WASHINGTON, D.C. — There was a recurring theme during a Dec. 7-11 young adult ministry conference: Zoom encounters were adequate in the early months of the COVID-19 pandemic, but they quickly became a poor substitute for in-person ministry and worship.
Everyone’s eager for human interactions, and the vaccine can’t arrive soon enough.
This sentiment was, not surprisingly, expressed on Zoom.
Brian Rhude, the project coordinator for the Catholic Apostolate Center in Washington, used to schedule a weekly Divine Mercy chaplet with friends that way “before everyone got tired of Zoom.” He doesn’t think that would work now.
“Simply listen to form relationships with young adults,” he advised. “They’re individuals that come with stories and experiences. They’re beloved sons and daughters of God.”
Cynthia De Leon, a volunteer youth minister from San Antonio, said the pandemic isolation gave her “the appreciation of being in a group” and to “just enjoy the little moments, to never take these for granted again.”
They were among the participants in the National Leadership Forum on Ministry with Young Adults, hosted by the U.S. Conference of Catholic Bishops’ Secretariat of Laity, Marriage, Family Life and Youth and organized by our National Advisory Team on Young Adult Ministry.
According to Paul Jarzembowski, the secretariat’s assistant director of youth and for the U.S. bishops, the forum was originally planned as two-day leadership gathering in New Orleans in early December.
But the advisory team, he said, “redeveloped the program into an all-online formation experience for ministry leaders in the church who are seeking ways to better engage and accompany young adults” ages 18 to 39.
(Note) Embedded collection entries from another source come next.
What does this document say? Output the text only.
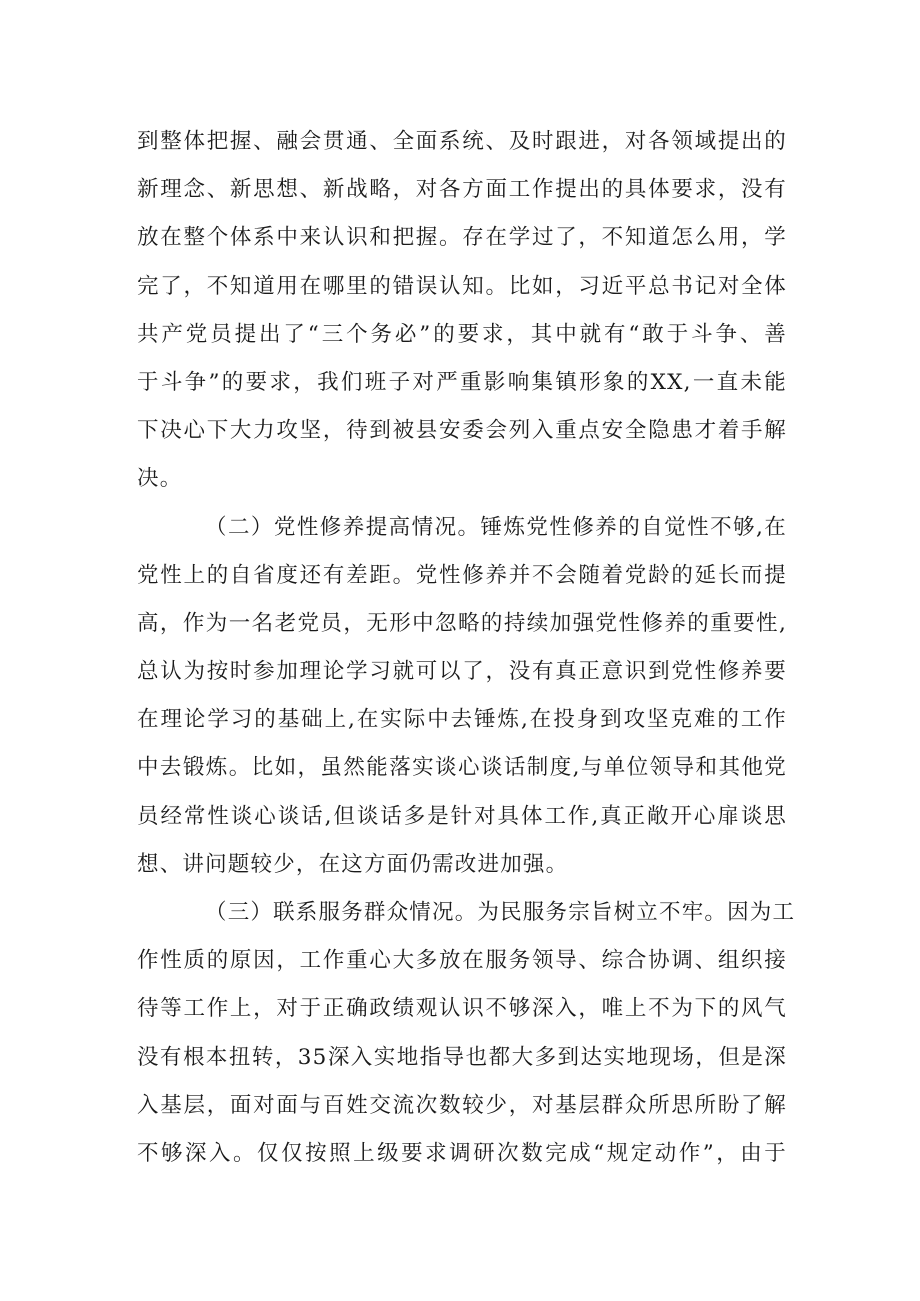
到整体把握、融会贯通、全面系统、及时跟进，对各领域提出的
新理念、新思想、新战略，对各方面工作提出的具体要求，没有
放在整个体系中来认识和把握。存在学过了，不知道怎么用，学
完了，不知道用在哪里的错误认知。比如，习近平总书记对全体
共产党员提出了“三个务必”的要求，其中就有“敢于斗争、善
于斗争”的要求，我们班子对严重影响集镇形象的XX,一直未能
下决心下大力攻坚，待到被县安委会列入重点安全隐患才着手解
决。
（二）党性修养提高情况。锤炼党性修养的自觉性不够,在
党性上的自省度还有差距。党性修养并不会随着党龄的延长而提
高，作为一名老党员，无形中忽略的持续加强党性修养的重要性,
总认为按时参加理论学习就可以了，没有真正意识到党性修养要
在理论学习的基础上,在实际中去锤炼,在投身到攻坚克难的工作
中去锻炼。比如，虽然能落实谈心谈话制度,与单位领导和其他党
员经常性谈心谈话,但谈话多是针对具体工作,真正敞开心扉谈思
想、讲问题较少，在这方面仍需改进加强。
（三）联系服务群众情况。为民服务宗旨树立不牢。因为工
作性质的原因，工作重心大多放在服务领导、综合协调、组织接
待等工作上，对于正确政绩观认识不够深入，唯上不为下的风气
没有根本扭转，35深入实地指导也都大多到达实地现场，但是深
入基层，面对面与百姓交流次数较少，对基层群众所思所盼了解
不够深入。仅仅按照上级要求调研次数完成“规定动作”，由于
Participant Kara Dixon, a TV journalist from Portsmouth, Virginia, said she’s had “stronger relationships this year due to COVID. One of the things I’ve learned this year is just being present, and just being along for the journey.”
“Psychologists will tell you that you form your identity as a child of God in relationships,” said Tracey Lamont, an assistant professor of religious education at Loyola University in New Orleans.
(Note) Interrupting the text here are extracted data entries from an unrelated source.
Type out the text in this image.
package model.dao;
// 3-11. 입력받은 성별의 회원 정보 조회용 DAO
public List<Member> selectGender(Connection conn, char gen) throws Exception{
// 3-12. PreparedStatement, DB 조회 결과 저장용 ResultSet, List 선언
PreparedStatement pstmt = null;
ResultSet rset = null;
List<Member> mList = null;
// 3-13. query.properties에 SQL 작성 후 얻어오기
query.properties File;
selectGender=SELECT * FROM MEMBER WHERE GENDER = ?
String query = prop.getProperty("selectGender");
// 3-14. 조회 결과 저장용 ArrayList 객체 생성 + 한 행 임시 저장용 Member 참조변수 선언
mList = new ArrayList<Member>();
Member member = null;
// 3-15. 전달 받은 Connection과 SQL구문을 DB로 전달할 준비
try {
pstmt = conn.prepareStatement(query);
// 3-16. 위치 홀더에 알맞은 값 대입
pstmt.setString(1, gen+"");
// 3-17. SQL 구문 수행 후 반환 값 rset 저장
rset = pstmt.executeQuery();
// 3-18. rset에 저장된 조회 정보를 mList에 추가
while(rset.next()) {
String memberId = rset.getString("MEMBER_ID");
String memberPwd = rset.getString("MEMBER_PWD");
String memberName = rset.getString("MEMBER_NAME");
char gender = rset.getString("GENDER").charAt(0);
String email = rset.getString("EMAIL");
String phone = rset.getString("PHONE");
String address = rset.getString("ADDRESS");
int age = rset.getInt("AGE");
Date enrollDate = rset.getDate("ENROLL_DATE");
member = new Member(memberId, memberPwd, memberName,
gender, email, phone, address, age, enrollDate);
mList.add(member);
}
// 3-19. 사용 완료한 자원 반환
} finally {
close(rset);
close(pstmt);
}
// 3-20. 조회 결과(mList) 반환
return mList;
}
De Leon said that hit home for her when she found herself afraid when she simply bumped into a cashier at her supermarket. “You yearn for that, that physical touch, so I think that was just the biggest hit.”
Sarah Jarzembowski, the coordinator for campus and young adult ministries for the Archdiocese of Baltimore, said conversations to remind young adults that they have a calling has to start early on and regularly.”
“Young people have to take the church out of catacombs after the pandemic,” said Schonstatt Father Alexandre Awi Mello, secretary of the Vatican Dicastery for Laity, Family and Life, one of the week’s keynote speakers.
“From this crisis, we can get better or worse. Right now, what we need, (Pope Francis) says, is the opportunity to change or innovate,” he said.
Unemployment has limited the availability of young people for ministry, Father Mello observed. “We wonder what to do to minister to them … to give them an encounter with Christ and their church.”
They ask, he said, “for a dedicated accompaniment” by older adults, and “if we had to choose one stop to reinforce — I would suggest we put all our strength into accompaniment.”
He pointed to surveys that “say very clearly that young people live this exclusion. They all feel completely alone most of the time. About 40% have no one to talk to and feel left out.”
“The church should not hesitate to give them space to be protagonists. To give them space so they can act.”
Referencing mission synodality, Pope Francis’s theme for the next World Synod of Bishops in 2022, Father Mello predicted “a better world — something that’s going to surge after the pandemic. … As we know, the spirit of the Lord surprises us every time.”
Doug Tooke, vice president of ministry advancement for ODB Films, based in St. Charles, Illinois, mentioned “a lot of distrust” by young people, in part because of church scandals, and in part because of flawed messaging.
He recommended, “Focus on that language of humility and language of reconciliation. Our language and our tone for all of our ministry endeavors can’t be grandiose. It has to be simple.”